Come descriveresti Eugenia e Fulgenzio?
Sono due narcisi nell’accezione più negativa, sono due caratteri da studio psicoanalitico. Sono Incapaci di amarsi per quello che sono, sono estremi; la loro è una relazione violenta. Inizialmente non si guardano neanche in faccia ma attraverso uno specchio.
La rivoluzione industriale in Europa è vicina, in che modo questo clima di caos influisce nella commedia?
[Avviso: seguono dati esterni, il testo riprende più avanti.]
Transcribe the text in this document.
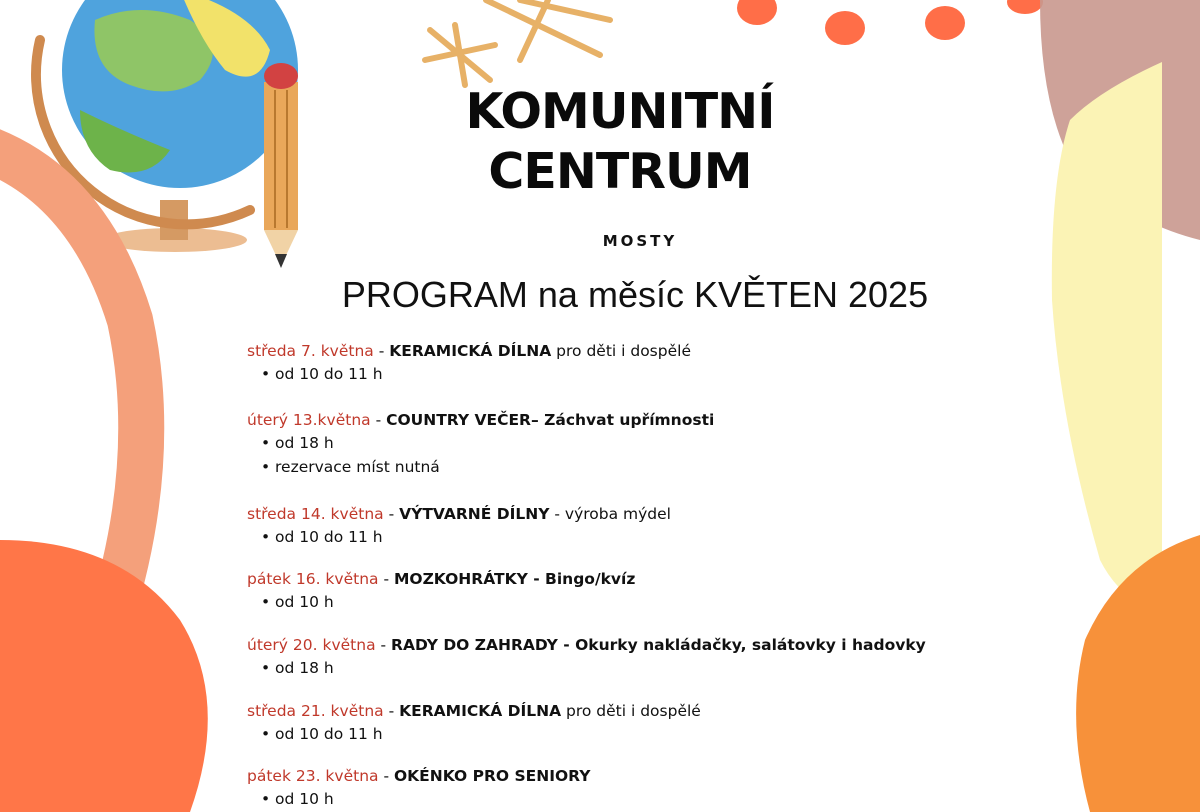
KOMUNITNÍ CENTRUM
MOSTY
PROGRAM na měsíc KVĚTEN 2025
středa 7. května - KERAMICKÁ DÍLNA pro děti i dospělé
• od 10 do 11 h
úterý 13.května - COUNTRY VEČER– Záchvat upřímnosti
• od 18 h
• rezervace míst nutná
středa 14. května - VÝTVARNÉ DÍLNY - výroba mýdel
• od 10 do 11 h
pátek 16. května - MOZKOHRÁTKY - Bingo/kvíz
• od 10 h
úterý 20. května - RADY DO ZAHRADY - Okurky nakládačky, salátovky i hadovky
• od 18 h
středa 21. května - KERAMICKÁ DÍLNA pro děti i dospělé
• od 10 do 11 h
pátek 23. května - OKÉNKO PRO SENIORY
• od 10 h
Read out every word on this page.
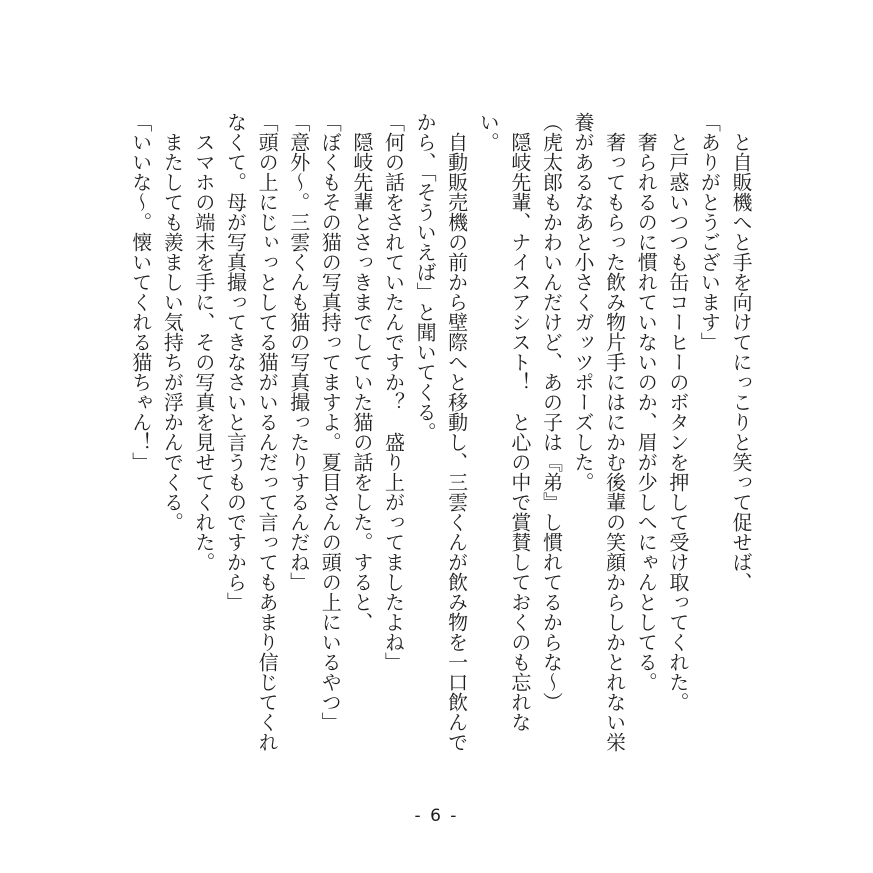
と自販機へと手を向けてにっこりと笑って促せば、

「ありがとうございます」

と戸惑いつつも缶コーヒーのボタンを押して受け取ってくれた。

奢られるのに慣れていないのか、眉が少しへにゃんとしてる。

奢ってもらった飲み物片手にはにかむ後輩の笑顔からしかとれない栄

養があるなあと小さくガッツポーズした。

（虎太郎もかわいんだけど、あの子は『弟』し慣れてるからな～）

隠岐先輩、ナイスアシスト！　と心の中で賞賛しておくのも忘れな

い。

自動販売機の前から壁際へと移動し、三雲くんが飲み物を一口飲んで

から、「そういえば」と聞いてくる。

「何の話をされていたんですか？　盛り上がってましたよね」

隠岐先輩とさっきまでしていた猫の話をした。すると、

「ぼくもその猫の写真持ってますよ。夏目さんの頭の上にいるやつ」

「意外～。三雲くんも猫の写真撮ったりするんだね」

「頭の上にじぃっとしてる猫がいるんだって言ってもあまり信じてくれ

なくて。母が写真撮ってきなさいと言うものですから」

スマホの端末を手に、その写真を見せてくれた。

またしても羨ましい気持ちが浮かんでくる。

「いいな～。懐いてくれる猫ちゃん！」

- 6 -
Moltissimo. La rivoluzione è ormai alle porte. Ho deciso infatti di portare in scena il personaggio della cameriera con un aspirapolvere ed un ferro da stiro, sintomo di novità dietro l’angolo per la società; non viene vista più come una serva.
In che modo questi due personaggi principali sono simili ai giovani d’oggi?
Vivono di una ricchezza ricevuta; sono molto viziati e non sanno affrontare le fatiche quotidiane.
L’amore per Goldoni cosa rappresenta? Oggigiorno è così?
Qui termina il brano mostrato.